Several strategies have been suggested to rise the intake of O−3 fatty acids in the body; including; (i) Increased consumption of fatty fish and other O−3 PUFAs-rich foods, (ii) Fortification of food products with fish oil or ALA, (iii) Enhancement of O−3 PUFAs in animal products by feeding O−3 PUFAs-rich diets, and (iv) Fortification of O−3 PUFAs in oilseed crops by genetic engineering.117

It has been demonstrated that feeding animals with ALA-rich diet can increase the content of O−3PUFA in animal-derived products. However, the magnitude of increase in O−3PUFA content appears to be dependent on the type of diet supplementation.24 For instance, two- to five-fold higher DHA and EPA has been recorded in breast and thigh meat of broilers fed with high ALA-rich flaxseed oil for 6 weeks.118 Moreover, O−3 PUFAs enriched eggs produced by feeding laying hens with a fish meal or canola/linseed oil are commercially viable as a good source of O−3 PUFA.118

FUFAs Metabolically engineered oilseed crops are also beneficial to improve the content of O−3 FAs in seed oil. They have certain advantages over conventional sources of PUFAs. For example, pollution of marine ecosystems has resulted in high accumulation of toxic dioxins, polychlorinated biphenyls, heavy metals, and organochlorine pesticides in fish.119 Additionally, low content of n−3 PUFAs in farmed fishes and wild fish stock are insufficient in order to satisfy recommended EPA and DHA intake levels. Thus, genetically modified crops can serve as future sources of O−3 PUFAs.120

Enhancement of O−3 FAs in animal products by feeding O−3 FAs rich diets or by genetic engineering fatty acid biosynthetic pathways has revealed potential to improve the content of O−3 PUFAs in the diet. However, these strategies need to be fine-tuned.
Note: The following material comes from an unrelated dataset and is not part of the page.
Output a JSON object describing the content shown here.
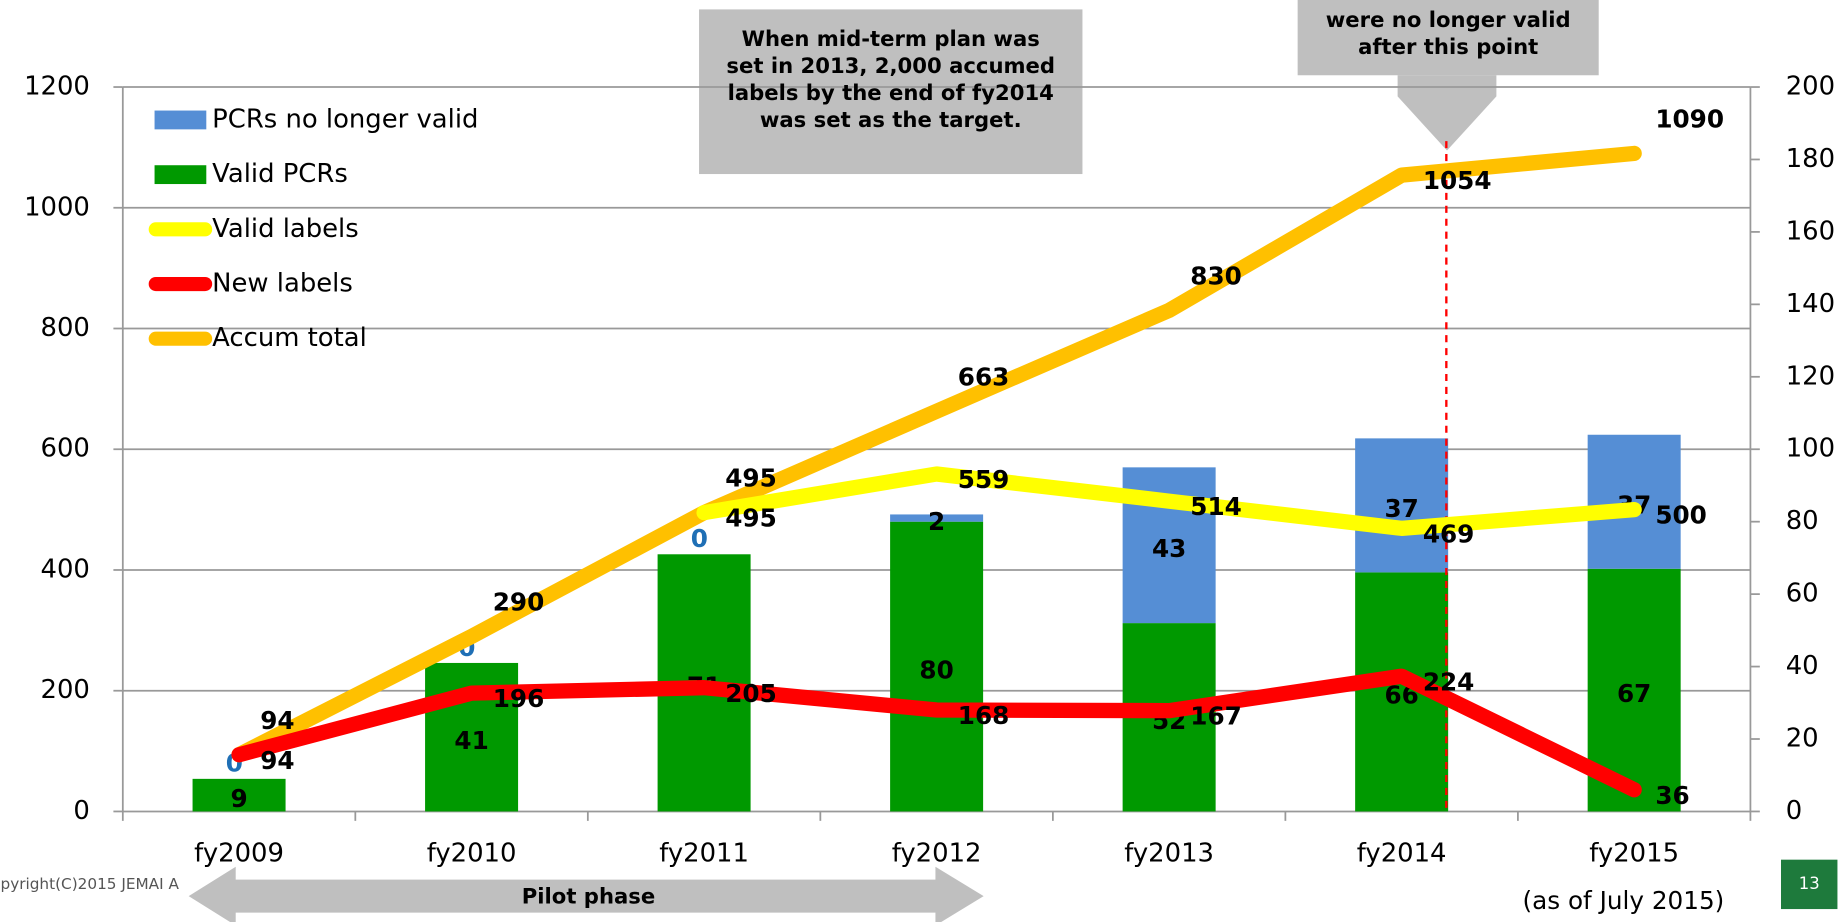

In addition, the releasing and approval of genetically modified crops are challenging due to social concerns.35

Fish oil dietary supplements are widely available and commonly used by consumers; however, there are critical distinctions between these dietary supplements and the FDA-approved O-3PUFA drugs that can be obtained only by prescription. Prescription O-3PUFA products are highly purified, subject to quality control regulations, and required to demonstrate both safety and efficacy in clinical studies to achieve approval by the FDA.
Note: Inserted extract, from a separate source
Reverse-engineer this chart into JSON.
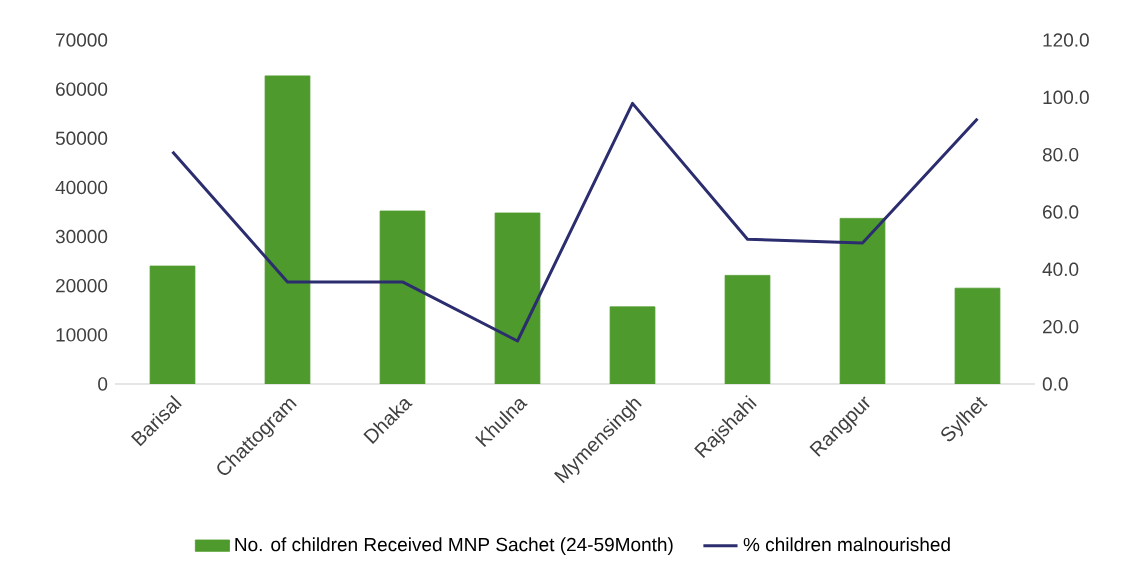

In order to provide adequate PUFAs, the level of their fortification into foods needs extensive consideration. At least 0.5 g/d of O-3 PUFAs EPA and DHA are recommended for daily consumption.121 Dietary consumption of O-3 PUFAs via incorporation into foods is ultimately the most effective mechanism of providing them to the average consumer.122

Future Directions

There is considerable evidence indicated that the consumption of O-3 PUFA is associated with substantial health benefits among DM patients. However, despite the promising experimental investigations, currently, the clinical evidence for the usage of omega-3 supplementation for the management of DM and its complications is both conflicting and inconsistent. Hence, further study is required to ascertain the effects of O-3 PUFA supplementation in the management of diabetes.


Diabetes mellitus especially type 2 is a significant health challenge with multiple associated comorbidities. Diet and lifestyle factors are central to its prevention and control. There are three types of Omega‐3 fatty acids; those include ALA which is derived from plant oils and EPA and DHA which are derived primarily from fish oil.

There is limited clinical evidence that supports O-3 PUFA supplement use in DM management and so far, there is no similar scientific guideline on the ideal O-3 PUFA intake. There are limited studies to draw exact suggestions regarding dosage; duration and the interaction of dosage O-3 PUFA intake and the available information are inconsistent. Several strategies have been suggested to raise the intake of O−3 fatty acids and dietary approach to increase omega-3 fatty acid intake is preferable.


The author reports no conflicts of interest for this work.